SplunkUI widgets require two common attributes: fields and columns. For instance with the Table component:

<Table key={this.props.id}
        dataSources={{
            primary: {
                requestParams: { offset: this.state.data.init_offset, count: 20 },
                data: {
                    fields: this.state.data.fields,
                    columns: this.state.data.columns,
                },
                meta: { totalCount: this.state.data.columns.length },
            },
        }}
    />

It is not the default output of Splunk to an API request, and until the official SplunkUI doc is updated, it’s good to know that there is an alternative output to get these two fields. Here’s an example of a fetch function with the proper output:

fetch() {
    const mySearchJob = SearchJob.create({
        search: this.props.search,
        earliest_time: this.props.earliest,
        latest_time: this.props.latest,
    }, {
        app: 'MyMagicApp', /* so it can access app unshared lookups */
    });

    const params = {
        output_mode: "json_cols" /* THE thing to know about */
    }

    mySearchJob.getResults(params).subscribe({
        next: response => {
            // Prepare results (will call async render())
            debugger; // So you see for yourself
            this.setState({ data: response });
        },
        error: err => {
            console.log("Caught error while running a search job");
            console.log(err);
        },
    });
}

Adapting Property Change

Let’s say you have a drop-down list whose content is tied to a Splunk search. And part of the search string comes from a property of your component. How do you rerun the Splunk search with the updated string when the property changes? In the example below, another component is a time picker that I need to be reflected in the search. It’s a method of the my component class (adapt when coding with function-like style):

componentDidUpdate(prevProps) {
    if (prevProps.earliest !== this.props.earliest ||
        prevProps.latest !== this.props.latest) {
        this.setState({ data: null});
        this.fetch();
    }
}

Regarding the Dashboard Framework

On Splunk Slack #splunkui channel, I was quickly told not to use the Dashboard Framework if I could do otherwise. But, hey? Why’s there a dashboard framework if not to be used? I just want to get a dynamic dashboard, I leverage that dashboard and here we go, don’t we?
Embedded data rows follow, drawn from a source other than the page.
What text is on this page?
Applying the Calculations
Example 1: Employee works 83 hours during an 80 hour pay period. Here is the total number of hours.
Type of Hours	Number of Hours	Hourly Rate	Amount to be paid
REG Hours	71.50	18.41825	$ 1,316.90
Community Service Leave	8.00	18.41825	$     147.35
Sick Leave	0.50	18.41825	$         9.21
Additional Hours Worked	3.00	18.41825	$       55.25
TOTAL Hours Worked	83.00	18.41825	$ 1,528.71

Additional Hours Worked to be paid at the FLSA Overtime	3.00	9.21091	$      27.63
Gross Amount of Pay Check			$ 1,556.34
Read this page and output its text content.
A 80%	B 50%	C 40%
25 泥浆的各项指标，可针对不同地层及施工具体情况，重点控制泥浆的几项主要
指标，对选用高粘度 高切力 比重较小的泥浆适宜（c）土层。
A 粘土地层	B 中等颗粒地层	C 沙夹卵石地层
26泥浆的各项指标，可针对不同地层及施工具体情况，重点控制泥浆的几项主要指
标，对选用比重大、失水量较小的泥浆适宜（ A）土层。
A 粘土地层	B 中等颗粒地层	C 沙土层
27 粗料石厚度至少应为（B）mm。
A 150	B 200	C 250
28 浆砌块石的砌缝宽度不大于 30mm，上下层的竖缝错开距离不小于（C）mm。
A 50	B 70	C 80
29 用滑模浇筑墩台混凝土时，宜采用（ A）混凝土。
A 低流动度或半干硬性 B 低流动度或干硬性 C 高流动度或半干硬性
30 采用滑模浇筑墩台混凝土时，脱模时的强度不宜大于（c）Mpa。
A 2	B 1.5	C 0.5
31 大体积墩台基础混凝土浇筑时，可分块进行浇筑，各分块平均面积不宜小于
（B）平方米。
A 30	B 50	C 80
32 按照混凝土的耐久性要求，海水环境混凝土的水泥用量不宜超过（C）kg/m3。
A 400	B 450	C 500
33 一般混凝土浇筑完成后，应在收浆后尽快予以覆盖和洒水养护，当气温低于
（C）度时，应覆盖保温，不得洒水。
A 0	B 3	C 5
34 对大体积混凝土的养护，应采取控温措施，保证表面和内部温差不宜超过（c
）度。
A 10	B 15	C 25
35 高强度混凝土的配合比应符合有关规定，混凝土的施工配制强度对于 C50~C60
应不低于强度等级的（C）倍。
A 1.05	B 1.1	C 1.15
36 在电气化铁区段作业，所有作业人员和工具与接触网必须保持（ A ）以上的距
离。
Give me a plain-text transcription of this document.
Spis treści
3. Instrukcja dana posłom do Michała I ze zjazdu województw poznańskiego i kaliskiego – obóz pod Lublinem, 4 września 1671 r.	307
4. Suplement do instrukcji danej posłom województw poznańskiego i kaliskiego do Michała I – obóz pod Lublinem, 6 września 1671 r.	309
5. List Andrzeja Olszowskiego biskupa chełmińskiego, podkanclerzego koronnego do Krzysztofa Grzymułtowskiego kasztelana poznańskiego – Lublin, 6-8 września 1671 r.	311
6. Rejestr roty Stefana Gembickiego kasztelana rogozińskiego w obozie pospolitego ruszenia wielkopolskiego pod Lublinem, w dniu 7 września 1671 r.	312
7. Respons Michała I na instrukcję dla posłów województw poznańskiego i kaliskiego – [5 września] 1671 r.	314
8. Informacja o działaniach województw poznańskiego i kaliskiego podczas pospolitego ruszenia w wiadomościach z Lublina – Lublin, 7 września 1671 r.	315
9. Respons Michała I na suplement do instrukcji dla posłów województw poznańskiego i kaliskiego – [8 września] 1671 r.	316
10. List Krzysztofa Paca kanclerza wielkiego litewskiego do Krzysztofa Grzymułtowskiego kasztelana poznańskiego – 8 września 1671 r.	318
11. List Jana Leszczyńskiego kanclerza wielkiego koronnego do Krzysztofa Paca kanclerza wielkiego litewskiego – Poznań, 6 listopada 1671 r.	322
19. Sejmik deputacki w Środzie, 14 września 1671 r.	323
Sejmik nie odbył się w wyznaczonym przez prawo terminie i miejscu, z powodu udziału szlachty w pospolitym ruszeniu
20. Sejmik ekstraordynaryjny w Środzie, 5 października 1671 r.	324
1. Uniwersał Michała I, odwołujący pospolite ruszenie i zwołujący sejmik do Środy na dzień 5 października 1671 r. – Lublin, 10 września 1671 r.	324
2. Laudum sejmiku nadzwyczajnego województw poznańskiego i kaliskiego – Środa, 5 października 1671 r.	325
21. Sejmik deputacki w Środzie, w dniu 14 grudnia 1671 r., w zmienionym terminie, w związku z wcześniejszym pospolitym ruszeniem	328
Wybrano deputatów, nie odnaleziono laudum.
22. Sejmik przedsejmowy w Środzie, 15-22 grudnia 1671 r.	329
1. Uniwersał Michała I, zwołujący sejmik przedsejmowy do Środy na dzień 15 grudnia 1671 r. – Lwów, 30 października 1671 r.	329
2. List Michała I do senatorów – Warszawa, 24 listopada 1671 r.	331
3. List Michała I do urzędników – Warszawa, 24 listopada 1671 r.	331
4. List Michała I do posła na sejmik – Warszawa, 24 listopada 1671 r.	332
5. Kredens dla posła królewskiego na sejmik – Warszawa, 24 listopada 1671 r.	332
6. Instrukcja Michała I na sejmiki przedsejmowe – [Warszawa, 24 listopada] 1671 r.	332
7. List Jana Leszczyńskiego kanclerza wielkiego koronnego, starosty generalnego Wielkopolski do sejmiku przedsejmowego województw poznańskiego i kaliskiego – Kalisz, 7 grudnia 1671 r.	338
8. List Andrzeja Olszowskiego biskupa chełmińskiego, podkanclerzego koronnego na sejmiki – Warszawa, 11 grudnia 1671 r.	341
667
In the end (8 dev days later), my app no longer leverages this dashboard. Because the resulting JS is > 1 MB and shrinking it requires some magic (explained in the Slack channel), but who’s got time for this?

In addition to the painfully big javascript, the grid layout (as of 2022-12) requires absolute coordinates. That is, you can’t define the grid size and just add() elements to it. And it’s tricky to manage the zoom level (see this answer). So if the coordinates needs be computed, better generate your own HTML.

TL;DR

Don’t make a Splunk app if you didn’t read through ;p This blog post recaps the most important findings during this first approach to this ReactJS framework. Many thanks to Splunk developers who answer in Slack, and let’s bet that, given time, it’ll become more accessible. Once mastered, Splunk UI indeed enables to create a customised experience within a couple of days.